More weird crap in Mike’s place
Growing up in the 60s, I was a bit too young to get into the officially approved rockhippieantiwar-run off to the Height and Groove all Night-scene. That duty was relegated to my sister who was 4 years older and part of the prime demographic for VW Bugs, beads and Patchouli incense. And we were only about 35 miles south of The City.
My job was to follow the moon program. So odd to think that as I write this, it is 45 years since the One Small Step. A scant 45 years before the moon landings it was 1924, the middle of Prohibition, silent movies, flappers and speakeasies. The Great War is now called World War I, the wealthier could drive in cars called “Phaeton” or “Pierce-Arrow,” everyone likely knew at least one Civil War veteran, and the moon was still the subject better suited to poets than wide-eyed kids.
It was remarkable then to see the lunar program unfold mission by mission. My teachers learned that if I was late to school it was likely “launch day” for something.
In November of 1966, the Gemini program ended with the triumphant splashdown of Gemini 12 after an ambitious 4-day mission that finally showed that man can do useful work on a spacewalk (previous equipment issues and misunderstanding of the dynamics of zero-G made spacewalks a challenge).
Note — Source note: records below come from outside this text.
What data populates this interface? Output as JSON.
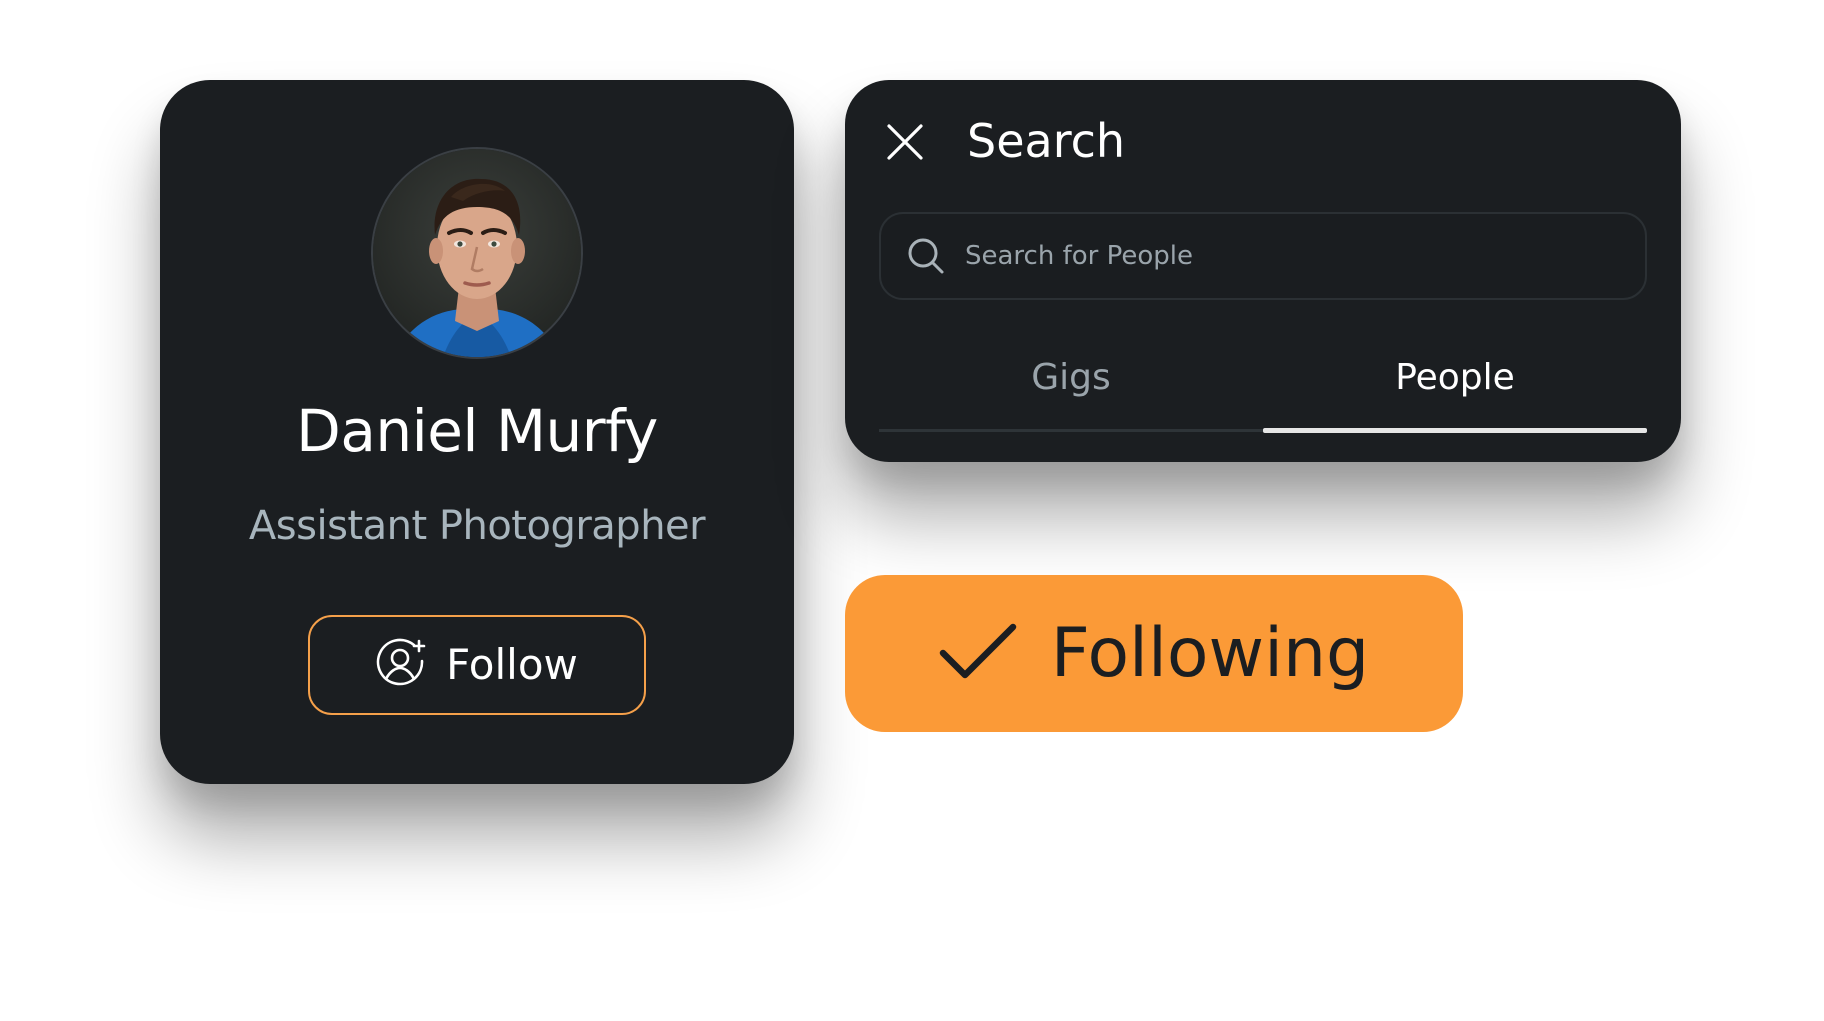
{
  "profile_card": {
    "avatar_alt": "Daniel Murfy avatar",
    "name": "Daniel Murfy",
    "role": "Assistant Photographer",
    "follow_button": {
      "label": "Follow",
      "icon": "add-user-icon"
    }
  },
  "search_panel": {
    "close_icon": "close-icon",
    "title": "Search",
    "search_input": {
      "icon": "search-icon",
      "placeholder": "Search for People",
      "value": ""
    },
    "tabs": [
      {
        "label": "Gigs",
        "active": false
      },
      {
        "label": "People",
        "active": true
      }
    ]
  },
  "following_button": {
    "label": "Following",
    "icon": "check-icon"
  },
  "colors": {
    "card_background": "#1b1e21",
    "accent_orange": "#fb9a37",
    "follow_border": "#f5a04a",
    "muted_text": "#9aa4ab",
    "role_text": "#a8b5bd",
    "text_primary": "#ffffff"
  }
}
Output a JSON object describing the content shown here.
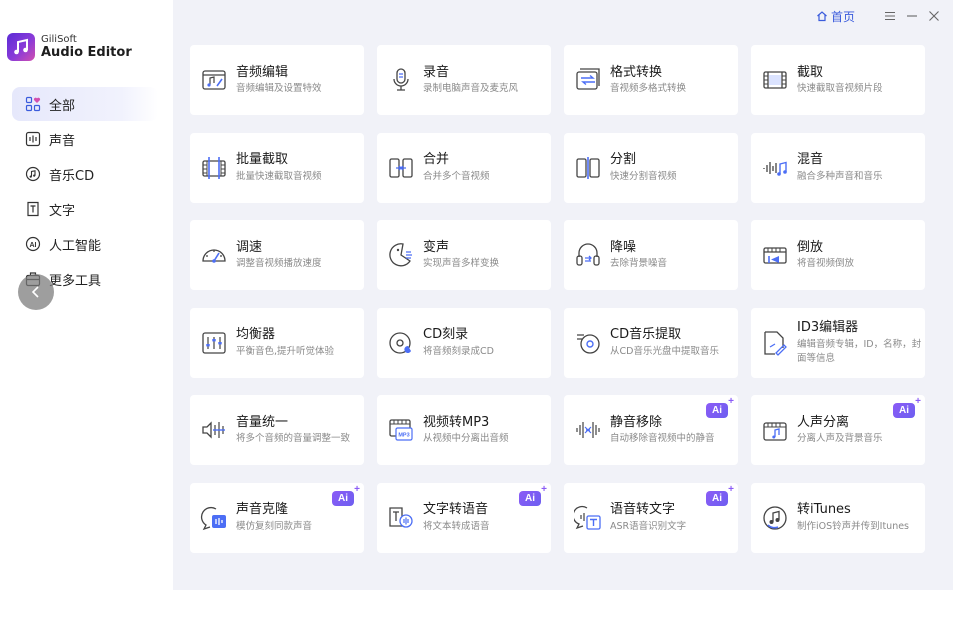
{
  "app": {
    "brand": "GiliSoft",
    "product": "Audio Editor"
  },
  "topbar": {
    "home_label": "首页"
  },
  "sidebar": {
    "items": [
      {
        "label": "全部",
        "icon": "grid-icon",
        "active": true
      },
      {
        "label": "声音",
        "icon": "sound-icon"
      },
      {
        "label": "音乐CD",
        "icon": "music-cd-icon"
      },
      {
        "label": "文字",
        "icon": "text-icon"
      },
      {
        "label": "人工智能",
        "icon": "ai-icon"
      },
      {
        "label": "更多工具",
        "icon": "toolbox-icon"
      }
    ]
  },
  "tools": [
    {
      "title": "音频编辑",
      "desc": "音频编辑及设置特效",
      "icon": "audio-edit-icon"
    },
    {
      "title": "录音",
      "desc": "录制电脑声音及麦克风",
      "icon": "microphone-icon"
    },
    {
      "title": "格式转换",
      "desc": "音视频多格式转换",
      "icon": "convert-icon"
    },
    {
      "title": "截取",
      "desc": "快速截取音视频片段",
      "icon": "trim-icon"
    },
    {
      "title": "批量截取",
      "desc": "批量快速截取音视频",
      "icon": "batch-trim-icon"
    },
    {
      "title": "合并",
      "desc": "合并多个音视频",
      "icon": "merge-icon"
    },
    {
      "title": "分割",
      "desc": "快速分割音视频",
      "icon": "split-icon"
    },
    {
      "title": "混音",
      "desc": "融合多种声音和音乐",
      "icon": "mix-icon"
    },
    {
      "title": "调速",
      "desc": "调整音视频播放速度",
      "icon": "speed-icon"
    },
    {
      "title": "变声",
      "desc": "实现声音多样变换",
      "icon": "voice-changer-icon"
    },
    {
      "title": "降噪",
      "desc": "去除背景噪音",
      "icon": "noise-reduction-icon"
    },
    {
      "title": "倒放",
      "desc": "将音视频倒放",
      "icon": "reverse-icon"
    },
    {
      "title": "均衡器",
      "desc": "平衡音色,提升听觉体验",
      "icon": "equalizer-icon"
    },
    {
      "title": "CD刻录",
      "desc": "将音频刻录成CD",
      "icon": "cd-burn-icon"
    },
    {
      "title": "CD音乐提取",
      "desc": "从CD音乐光盘中提取音乐",
      "icon": "cd-rip-icon"
    },
    {
      "title": "ID3编辑器",
      "desc": "编辑音频专辑，ID，名称，封面等信息",
      "icon": "id3-icon",
      "wrap": true
    },
    {
      "title": "音量统一",
      "desc": "将多个音频的音量调整一致",
      "icon": "volume-normalize-icon"
    },
    {
      "title": "视频转MP3",
      "desc": "从视频中分离出音频",
      "icon": "video-to-mp3-icon"
    },
    {
      "title": "静音移除",
      "desc": "自动移除音视频中的静音",
      "icon": "silence-remove-icon",
      "ai": true
    },
    {
      "title": "人声分离",
      "desc": "分离人声及背景音乐",
      "icon": "vocal-separation-icon",
      "ai": true
    },
    {
      "title": "声音克隆",
      "desc": "模仿复刻同款声音",
      "icon": "voice-clone-icon",
      "ai": true
    },
    {
      "title": "文字转语音",
      "desc": "将文本转成语音",
      "icon": "text-to-speech-icon",
      "ai": true
    },
    {
      "title": "语音转文字",
      "desc": "ASR语音识别文字",
      "icon": "speech-to-text-icon",
      "ai": true
    },
    {
      "title": "转iTunes",
      "desc": "制作iOS铃声并传到Itunes",
      "icon": "itunes-icon"
    }
  ],
  "ai_badge_label": "Ai",
  "colors": {
    "accent": "#3a5bdc",
    "nav_active": "#e6e8fb",
    "main_bg": "#f1f2f8",
    "ai_badge": "#8b5cf6"
  }
}
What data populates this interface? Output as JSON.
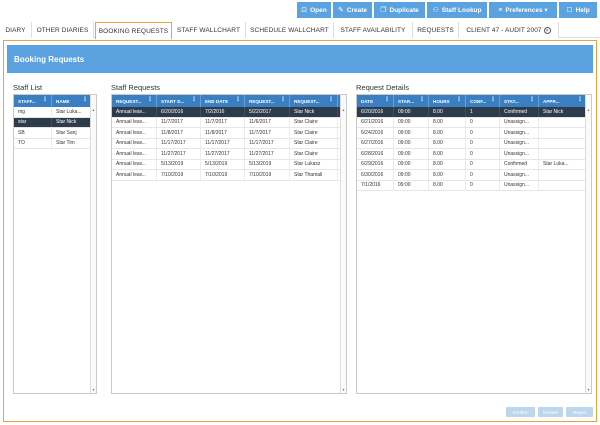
{
  "toolbar": {
    "items": [
      {
        "label": "Open",
        "icon": "open-icon",
        "glyph": "⊡"
      },
      {
        "label": "Create",
        "icon": "create-icon",
        "glyph": "✎"
      },
      {
        "label": "Duplicate",
        "icon": "duplicate-icon",
        "glyph": "❐"
      },
      {
        "label": "Staff Lookup",
        "icon": "staff-lookup-icon",
        "glyph": "⚇"
      },
      {
        "label": "Preferences ▾",
        "icon": "preferences-icon",
        "glyph": "≡"
      },
      {
        "label": "Help",
        "icon": "help-icon",
        "glyph": "☐"
      }
    ]
  },
  "tabs": [
    {
      "label": "DIARY"
    },
    {
      "label": "OTHER DIARIES"
    },
    {
      "label": "BOOKING REQUESTS"
    },
    {
      "label": "STAFF WALLCHART"
    },
    {
      "label": "SCHEDULE WALLCHART"
    },
    {
      "label": "STAFF AVAILABILITY"
    },
    {
      "label": "REQUESTS"
    },
    {
      "label": "CLIENT 47 - AUDIT 2007",
      "close": "×"
    }
  ],
  "active_tab": "BOOKING REQUESTS",
  "panel": {
    "title": "Booking Requests"
  },
  "staff_list": {
    "title": "Staff List",
    "columns": [
      "STAFF...",
      "NAME"
    ],
    "rows": [
      [
        "mg",
        "Star Luka..."
      ],
      [
        "star",
        "Star Nick"
      ],
      [
        "SB",
        "Star Sanj"
      ],
      [
        "TO",
        "Star Tim"
      ]
    ],
    "selected_row": 1
  },
  "staff_requests": {
    "title": "Staff Requests",
    "columns": [
      "REQUEST...",
      "START D...",
      "END DATE",
      "REQUEST...",
      "REQUEST..."
    ],
    "rows": [
      [
        "Annual leav...",
        "6/20/2016",
        "7/2/2016",
        "5/22/2017",
        "Star Nick"
      ],
      [
        "Annual leav...",
        "11/7/2017",
        "11/7/2017",
        "11/6/2017",
        "Star Claire"
      ],
      [
        "Annual leav...",
        "11/8/2017",
        "11/8/2017",
        "11/7/2017",
        "Star Claire"
      ],
      [
        "Annual leav...",
        "11/17/2017",
        "11/17/2017",
        "11/17/2017",
        "Star Claire"
      ],
      [
        "Annual leav...",
        "11/27/2017",
        "11/27/2017",
        "11/27/2017",
        "Star Claire"
      ],
      [
        "Annual leav...",
        "5/13/2019",
        "5/13/2019",
        "5/13/2019",
        "Star Lukasz"
      ],
      [
        "Annual leav...",
        "7/10/2019",
        "7/10/2019",
        "7/10/2019",
        "Star Thamali"
      ]
    ],
    "selected_row": 0
  },
  "request_details": {
    "title": "Request Details",
    "columns": [
      "DATE",
      "STAR...",
      "HOURS",
      "CONF...",
      "STAT...",
      "APPR..."
    ],
    "rows": [
      [
        "6/20/2016",
        "09:00",
        "8.00",
        "1",
        "Confirmed",
        "Star Nick"
      ],
      [
        "6/21/2016",
        "09:00",
        "8.00",
        "0",
        "Unassign...",
        ""
      ],
      [
        "6/24/2016",
        "09:00",
        "8.00",
        "0",
        "Unassign...",
        ""
      ],
      [
        "6/27/2016",
        "09:00",
        "8.00",
        "0",
        "Unassign...",
        ""
      ],
      [
        "6/28/2016",
        "09:00",
        "8.00",
        "0",
        "Unassign...",
        ""
      ],
      [
        "6/29/2016",
        "09:00",
        "8.00",
        "0",
        "Confirmed",
        "Star Luka..."
      ],
      [
        "6/30/2016",
        "09:00",
        "8.00",
        "0",
        "Unassign...",
        ""
      ],
      [
        "7/1/2016",
        "09:00",
        "8.00",
        "0",
        "Unassign...",
        ""
      ]
    ],
    "selected_row": 0
  },
  "footer": {
    "confirm": "Confirm",
    "revoke": "Revoke",
    "reject": "Reject"
  },
  "colors": {
    "accent": "#5aa3e0",
    "header_blue": "#3a7fc2",
    "selected_row": "#2e3b4a",
    "tab_active_border": "#f0a040"
  }
}
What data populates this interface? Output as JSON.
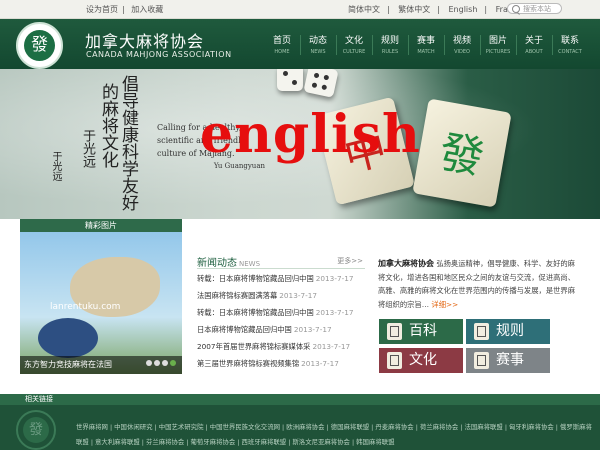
{
  "topbar": {
    "links": [
      "设为首页",
      "加入收藏"
    ],
    "languages": [
      "简体中文",
      "繁体中文",
      "English",
      "França"
    ],
    "search_placeholder": "搜索本站"
  },
  "header": {
    "logo_char": "發",
    "org_name_cn": "加拿大麻将协会",
    "org_name_en": "CANADA MAHJONG ASSOCIATION",
    "nav": [
      {
        "cn": "首页",
        "en": "HOME"
      },
      {
        "cn": "动态",
        "en": "NEWS"
      },
      {
        "cn": "文化",
        "en": "CULTURE"
      },
      {
        "cn": "规则",
        "en": "RULES"
      },
      {
        "cn": "赛事",
        "en": "MATCH"
      },
      {
        "cn": "视频",
        "en": "VIDEO"
      },
      {
        "cn": "图片",
        "en": "PICTURES"
      },
      {
        "cn": "关于",
        "en": "ABOUT"
      },
      {
        "cn": "联系",
        "en": "CONTACT"
      }
    ]
  },
  "banner": {
    "calligraphy": [
      "倡导健康科学友好",
      "的麻将文化",
      "于光远"
    ],
    "signature": "于光远",
    "quote_lines": [
      "Calling for a healthy,",
      "scientific and friendly",
      "culture of Majiang."
    ],
    "quote_author": "Yu Guangyuan",
    "tile_1": "中",
    "tile_2": "發",
    "overlay_text": "english"
  },
  "gallery": {
    "heading": "精彩图片",
    "watermark": "lanrentuku.com",
    "caption": "东方智力竞技麻将在法国"
  },
  "news": {
    "title": "新闻动态",
    "title_en": "NEWS",
    "more": "更多>>",
    "items": [
      {
        "text": "转载：日本麻将博物馆藏品回归中国",
        "date": "2013-7-17"
      },
      {
        "text": "法国麻将锦标赛圆满落幕",
        "date": "2013-7-17"
      },
      {
        "text": "转载：日本麻将博物馆藏品回归中国",
        "date": "2013-7-17"
      },
      {
        "text": "日本麻将博物馆藏品回归中国",
        "date": "2013-7-17"
      },
      {
        "text": "2007年首届世界麻将锦标赛媒体采",
        "date": "2013-7-17"
      },
      {
        "text": "第三届世界麻将锦标赛视频集锦",
        "date": "2013-7-17"
      }
    ]
  },
  "intro": {
    "name": "加拿大麻将协会",
    "text": "弘扬奥运精神，倡导健康、科学、友好的麻将文化，增进各国和地区民众之间的友谊与交流，促进高尚、高雅、高雅的麻将文化在世界范围内的传播与发展，是世界麻将组织的宗旨…",
    "read_more": "详细>>"
  },
  "categories": [
    {
      "label": "百科",
      "color": "#2c6a48"
    },
    {
      "label": "规则",
      "color": "#2e6f78"
    },
    {
      "label": "文化",
      "color": "#8c3a44"
    },
    {
      "label": "赛事",
      "color": "#7e8488"
    }
  ],
  "footer": {
    "bar_label": "相关链接",
    "logo_char": "發",
    "links": [
      "世界麻将网",
      "中国休闲研究",
      "中国艺术研究院",
      "中国世界民族文化交流网",
      "欧洲麻将协会",
      "德国麻将联盟",
      "丹麦麻将协会",
      "荷兰麻将协会",
      "法国麻将联盟",
      "匈牙利麻将协会",
      "俄罗斯麻将联盟",
      "意大利麻将联盟",
      "芬兰麻将协会",
      "葡萄牙麻将协会",
      "西班牙麻将联盟",
      "斯洛文尼亚麻将协会",
      "韩国麻将联盟"
    ]
  }
}
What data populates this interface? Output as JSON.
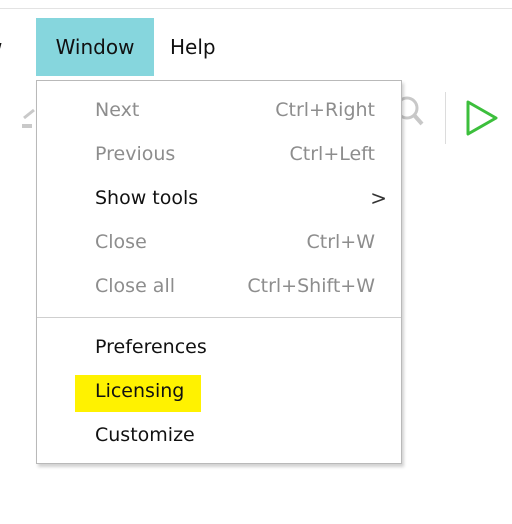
{
  "menubar": {
    "items": [
      {
        "label": "w"
      },
      {
        "label": "Window"
      },
      {
        "label": "Help"
      }
    ]
  },
  "toolbar": {
    "icons": [
      "toolbar-partial-icon",
      "magnifier-icon",
      "run-play-icon"
    ],
    "play_color": "#3cbf3c"
  },
  "window_menu": {
    "items": [
      {
        "label": "Next",
        "shortcut": "Ctrl+Right",
        "enabled": false
      },
      {
        "label": "Previous",
        "shortcut": "Ctrl+Left",
        "enabled": false
      },
      {
        "label": "Show tools",
        "shortcut": "",
        "submenu": true,
        "enabled": true
      },
      {
        "label": "Close",
        "shortcut": "Ctrl+W",
        "enabled": false
      },
      {
        "label": "Close all",
        "shortcut": "Ctrl+Shift+W",
        "enabled": false
      },
      {
        "label": "Preferences",
        "shortcut": "",
        "enabled": true
      },
      {
        "label": "Licensing",
        "shortcut": "",
        "enabled": true,
        "highlighted": true
      },
      {
        "label": "Customize",
        "shortcut": "",
        "enabled": true
      }
    ],
    "submenu_arrow": ">",
    "highlight_color": "#fff200",
    "active_menu_color": "#86d6dd"
  }
}
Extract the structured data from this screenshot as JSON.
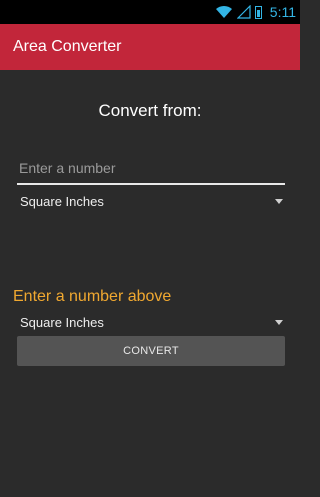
{
  "status_bar": {
    "time": "5:11",
    "icons": [
      "wifi-icon",
      "signal-icon",
      "battery-icon"
    ],
    "accent_color": "#33b5e5"
  },
  "action_bar": {
    "title": "Area Converter",
    "color": "#c2263a"
  },
  "main": {
    "heading": "Convert from:",
    "input": {
      "value": "",
      "placeholder": "Enter a number"
    },
    "from_unit": {
      "selected": "Square Inches"
    },
    "result": "Enter a number above",
    "result_color": "#f0a830",
    "to_unit": {
      "selected": "Square Inches"
    },
    "convert_label": "CONVERT"
  }
}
Gemini was to smoothly give way to Apollo, with the first manned Apollo mission scheduled about 3 months later in early-1967. The Apollo 1 would never fly due to the fire that killed her crew during a simple ground based test. (The opening scenes of the Apollo 13 movie depict this). So 1967 would be the year without any US spaceflights. And the sole manned mission from the USSR would also be caught up in the vortex of tragedy as the Soyuz 1 spacecraft failed on reentry, killing it’s sole crewman, Vladimir Komorov.
So for a young space-nerd it was nearly unbearable to have to wait until 1968 for the resumption of Apollo. It was October, nearly 20 months after Apollo 1 with the Apollo 7 crew of Wally Schirra, Walt Cunningham and Donn Eisele would roar off the pad to a successful 11 day mission in Earth orbit. One of the innovations onboard Apollo was that of a miracle of modern technology: A small handheld black-and-white TV camera. Most history books state that this was the first time live television was broadcast from a US Spacecraft. Most history books are wrong. The final Mercury mission, Faith-7 with Gordon Cooper had a crude slow-scan camera onboard that took two seconds to send back a single frame. Apollo 7’s would be full motion, all packaged into a compact 7 lb (!) device.
A lot has been made over the crew’s “mutiny” when it came to the broadcasts. It is said that Schirra and his crew protested strongly against these PR games the camera represented and refused orders for the broadcasts until their workload had lessened. However on the morning of day 3 as Apollo came up over the Goldstone tracking station in Southern California, the camera was fired up and I would get to school late.
As the fuzzy images cleared up, I could see that one of the crewmen was holding up a gag sign for all to see. Harking back to the golden age of live radio, the sign said “From the Lovely Apollo Room, high atop everything.” Here I was, in my home in northern California, able to read a sign held by an astronaut in Earth orbit! And as the CAPCOM in Houston read it back to the crew, I was thinking, “Gosh, what a great souvenir that would be of the flight!” Long after man would walk on the moon, Apollo 7 would seem quaint by comparison, but I bet it would at least be remembered for that joke.
Unfortunately the card was held too far away from the camera, the second card they showed, “Keep those cards and letters coming in folks!” was much clearer so made page one of all of the newspapers.
Fast-forward about 25 years. The astronauts realized that their space souvenirs could pay the for the kids or grandkids college education. It was at one of these early auctions as I flipped through the catalog, what did I spy? A handwritten card that read “From the Lovely Apollo Room, high atop everything.” Bidding on that was a total no-brainer, not to mention, one of my very first and favorite auction purchases. Along with that, I was able to pick up a wooden mockup of the camera itself used for training.
And every morning as I get up head downstairs to work, I pass it by in my hallway framed against a newspaper front page about that first broadcast. And I never ever get tired seeing it, thinking, “Wow! I really have it!” On the back are a couple of handwritten notes regarding some maneuver they had to make along with the “script” for that first broadcast.Years later, just a couple months before Wally Schirra would pass away, I met him and told him about my treasure. He didn’t remember auctioning it off, or who he might have given it to, but it has found a permanent home. And even though I have a lot of flown items from those days, the Apollo 7 gag card still is at the top of the heap.